In der zweiten Hälfte des 20. Jahrhunderts stieg sowohl die Zahl der weiblichen Studierenden und Apothekeninhaberinnen als auch – wenngleich langsamer – der Anteil an Professorinnen.

Ab 1920 konnten sich Frauen an deutschen Universitäten habilitieren – damit war auch die Voraussetzung für weibliche Professoren gegeben. Zehn Jahre später war es in der Pharmazie erstmals so weit: In Hamburg gelang der Apothekerin Ilse Esdorn mit einer Arbeit über die Hartschaligkeit der gelben Lupine am Staatsinstitut für angewandte Botanik der Einstieg in eine wissenschaftliche Karriere in der Pharmakognosie (Drogenkunde).


Frauen in der Pharmazie


Teil 1: DAZ 2012, Nr. 51, S. 81

Teil 2: DAZ 2013, Nr. 4, S. 85

oder unter www.adexa-online.de

Ilse Esdorn (1897 – 1985)

Die Kaufmannstochter Ilse Esdorn wurde 1897 in Braunschweig geboren und besuchte dort das Herzogin-Elisabeth-Lyzeum. Ihre pharmazeutische Lehrzeit absolvierte sie in Bergedorf und Braunschweig, wo sie 1918 ihr pharmazeutisches Vorexamen ablegte. Anschließend arbeitete sie als Apothekengehilfin in Rostock – eine Voraussetzung für das Pharmaziestudium.

Bei den Pharmaziestudierenden war der Frauenanteil inzwischen auf immerhin zehn Prozent angestiegen und lag damit sogar geringfügig über dem Schnitt sämtlicher Studierender. Trotzdem dürften es die Kommilitoninnen in dem damals noch männlich dominierten akademischen Umfeld schwergehabt haben.

Nach dem pharmazeutischen Staatsexamen (1922 in Braunschweig) war Esdorn Assistentin und Doktorandin des Botanikers und Phytopathologen Prof. Gustav Gassner an der TH Braunschweig. Ihre Dissertation schrieb sie über "Untersuchungen über Einwirkung von Röntgenstrahlen auf Pflanzen".

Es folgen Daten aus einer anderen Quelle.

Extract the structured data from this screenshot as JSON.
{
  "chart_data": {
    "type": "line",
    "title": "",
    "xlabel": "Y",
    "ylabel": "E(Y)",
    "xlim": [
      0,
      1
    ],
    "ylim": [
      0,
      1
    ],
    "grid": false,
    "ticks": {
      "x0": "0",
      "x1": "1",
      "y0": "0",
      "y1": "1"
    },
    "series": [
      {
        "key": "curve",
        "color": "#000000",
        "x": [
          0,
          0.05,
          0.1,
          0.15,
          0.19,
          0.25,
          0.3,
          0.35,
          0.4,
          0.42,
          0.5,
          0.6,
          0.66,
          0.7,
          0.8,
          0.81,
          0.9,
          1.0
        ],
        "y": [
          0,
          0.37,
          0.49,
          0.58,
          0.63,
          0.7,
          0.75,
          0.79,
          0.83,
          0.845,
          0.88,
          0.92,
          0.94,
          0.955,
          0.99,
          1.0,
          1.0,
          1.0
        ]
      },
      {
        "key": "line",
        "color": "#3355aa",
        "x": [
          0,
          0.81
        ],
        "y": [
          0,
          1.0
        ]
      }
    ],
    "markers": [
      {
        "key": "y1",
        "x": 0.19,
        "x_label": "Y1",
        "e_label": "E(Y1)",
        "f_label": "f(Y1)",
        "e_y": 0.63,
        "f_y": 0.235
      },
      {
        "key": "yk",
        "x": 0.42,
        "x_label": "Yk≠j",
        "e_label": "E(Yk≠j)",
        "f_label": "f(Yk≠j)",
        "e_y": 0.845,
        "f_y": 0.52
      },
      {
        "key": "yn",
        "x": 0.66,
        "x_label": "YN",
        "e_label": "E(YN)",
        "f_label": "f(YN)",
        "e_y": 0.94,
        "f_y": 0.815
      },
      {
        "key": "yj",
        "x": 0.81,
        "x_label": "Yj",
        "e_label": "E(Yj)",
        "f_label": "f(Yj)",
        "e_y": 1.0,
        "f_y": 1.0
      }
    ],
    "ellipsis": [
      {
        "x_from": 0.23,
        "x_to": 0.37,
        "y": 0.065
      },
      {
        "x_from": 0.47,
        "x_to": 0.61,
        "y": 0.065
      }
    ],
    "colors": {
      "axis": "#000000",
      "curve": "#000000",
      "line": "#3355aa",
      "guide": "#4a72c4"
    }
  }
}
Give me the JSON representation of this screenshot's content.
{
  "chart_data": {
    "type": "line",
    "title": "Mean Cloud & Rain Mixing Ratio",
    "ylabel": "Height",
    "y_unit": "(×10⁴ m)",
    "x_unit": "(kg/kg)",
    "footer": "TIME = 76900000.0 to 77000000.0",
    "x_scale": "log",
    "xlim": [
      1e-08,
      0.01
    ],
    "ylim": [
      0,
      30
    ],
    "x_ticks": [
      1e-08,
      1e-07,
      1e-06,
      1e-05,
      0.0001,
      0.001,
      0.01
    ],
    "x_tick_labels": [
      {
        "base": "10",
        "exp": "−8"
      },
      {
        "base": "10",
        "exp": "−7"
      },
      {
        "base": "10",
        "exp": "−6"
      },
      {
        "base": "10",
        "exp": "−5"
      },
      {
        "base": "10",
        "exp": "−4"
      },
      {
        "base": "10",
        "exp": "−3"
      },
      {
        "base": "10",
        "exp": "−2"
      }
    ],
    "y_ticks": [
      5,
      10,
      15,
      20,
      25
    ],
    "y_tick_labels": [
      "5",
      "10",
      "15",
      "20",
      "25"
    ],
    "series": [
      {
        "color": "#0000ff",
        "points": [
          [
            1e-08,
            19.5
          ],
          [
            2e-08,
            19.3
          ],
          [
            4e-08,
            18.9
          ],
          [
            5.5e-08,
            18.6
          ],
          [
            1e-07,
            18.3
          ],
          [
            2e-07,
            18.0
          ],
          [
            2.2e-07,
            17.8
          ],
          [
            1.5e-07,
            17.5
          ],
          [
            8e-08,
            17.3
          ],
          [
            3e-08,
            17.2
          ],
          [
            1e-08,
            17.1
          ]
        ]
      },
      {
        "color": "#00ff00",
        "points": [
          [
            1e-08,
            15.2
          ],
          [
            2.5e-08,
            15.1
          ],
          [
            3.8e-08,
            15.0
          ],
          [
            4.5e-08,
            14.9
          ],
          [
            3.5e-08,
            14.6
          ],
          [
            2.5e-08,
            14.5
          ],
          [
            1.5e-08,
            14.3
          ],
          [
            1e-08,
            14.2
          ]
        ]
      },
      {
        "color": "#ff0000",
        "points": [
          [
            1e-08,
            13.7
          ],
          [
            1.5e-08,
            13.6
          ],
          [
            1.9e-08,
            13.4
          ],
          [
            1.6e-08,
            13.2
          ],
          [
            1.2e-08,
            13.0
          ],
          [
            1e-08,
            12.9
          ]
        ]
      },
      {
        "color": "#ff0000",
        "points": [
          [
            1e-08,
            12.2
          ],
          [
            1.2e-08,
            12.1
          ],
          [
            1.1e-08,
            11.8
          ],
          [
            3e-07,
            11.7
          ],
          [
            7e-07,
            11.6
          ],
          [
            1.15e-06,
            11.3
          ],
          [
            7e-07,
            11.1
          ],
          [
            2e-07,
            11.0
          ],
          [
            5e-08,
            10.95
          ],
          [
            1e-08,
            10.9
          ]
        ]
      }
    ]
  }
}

1927 ging Esdorn nach Hamburg und war als wissenschaftliche Angestellte an der Universität tätig. Von 1932 bis 1940 hatte sie einen Lehrauftrag für Pharmakognosie, hielt Vorlesungen über die "Grundzüge des Arzneipflanzenbaus" und führte Heilkräuterexkursionen für Mediziner durch.

Die Ernennung zur Beamtin wurde ihr 1936 verweigert, weil im Nationalsozialismus Frauen in höheren Positionen unerwünscht waren. 1937 trat sie selbst in die NSDAP ein. Als zwei Jahre später die Fachrichtung Pharmazie in Hamburg eingestellt wurde, wechselte Esdorn als Abteilungsleiterin ans "Reichsinstitut für ausländische und koloniale Forst- und Holzwirtschaft" in Reinbek bei Hamburg, wo sie 1941 zur außerplanmäßigen Professorin ernannt wurde.

1950 kehrte Ilse Esdorn ans Institut für Angewandte Botanik in Hamburg zurück. Dort hat sie sich besonders mit den Heil- und Nutzpflanzen des tropischen Afrika beschäftigt und dazu diverse Forschungsreisen unternommen. 1961 erschien ihr Lehrbuch "Die Nutzpflanzen der Tropen und Subtropen der Weltwirtschaft". Andere Veröffentlichungen der 50er und 60er Jahre betreffen die Biosynthese von ätherischen Ölen, die Arzneipflanzen Rauwolfia, Fagopyrum (Buchweizen) und Ginseng sowie Pilze als Erreger von Allergien (DAZ, 1968).

Bis zu ihrer Pensionierung, 1962, betreute sie als Leiterin der Abteilung Pharmakognosie zahlreiche Studierende und Doktoranden, darunter auch viele junge Frauen. In einem Nachruf wurden ihr "Verständnis für ihre Schüler und ihre soziale Aktivität gegenüber den Studierenden insgesamt (z. B. als Betreuerin von Studentenwohnheimen)" hervorgehoben und ihr "Engagement für die Gleichberechtigung der Frau in wissenschaftlichen Berufen" gewürdigt. 1982 wurde Ilse Esdorn Ehrenmitglied der Deutschen Pharmazeutischen Gesellschaft.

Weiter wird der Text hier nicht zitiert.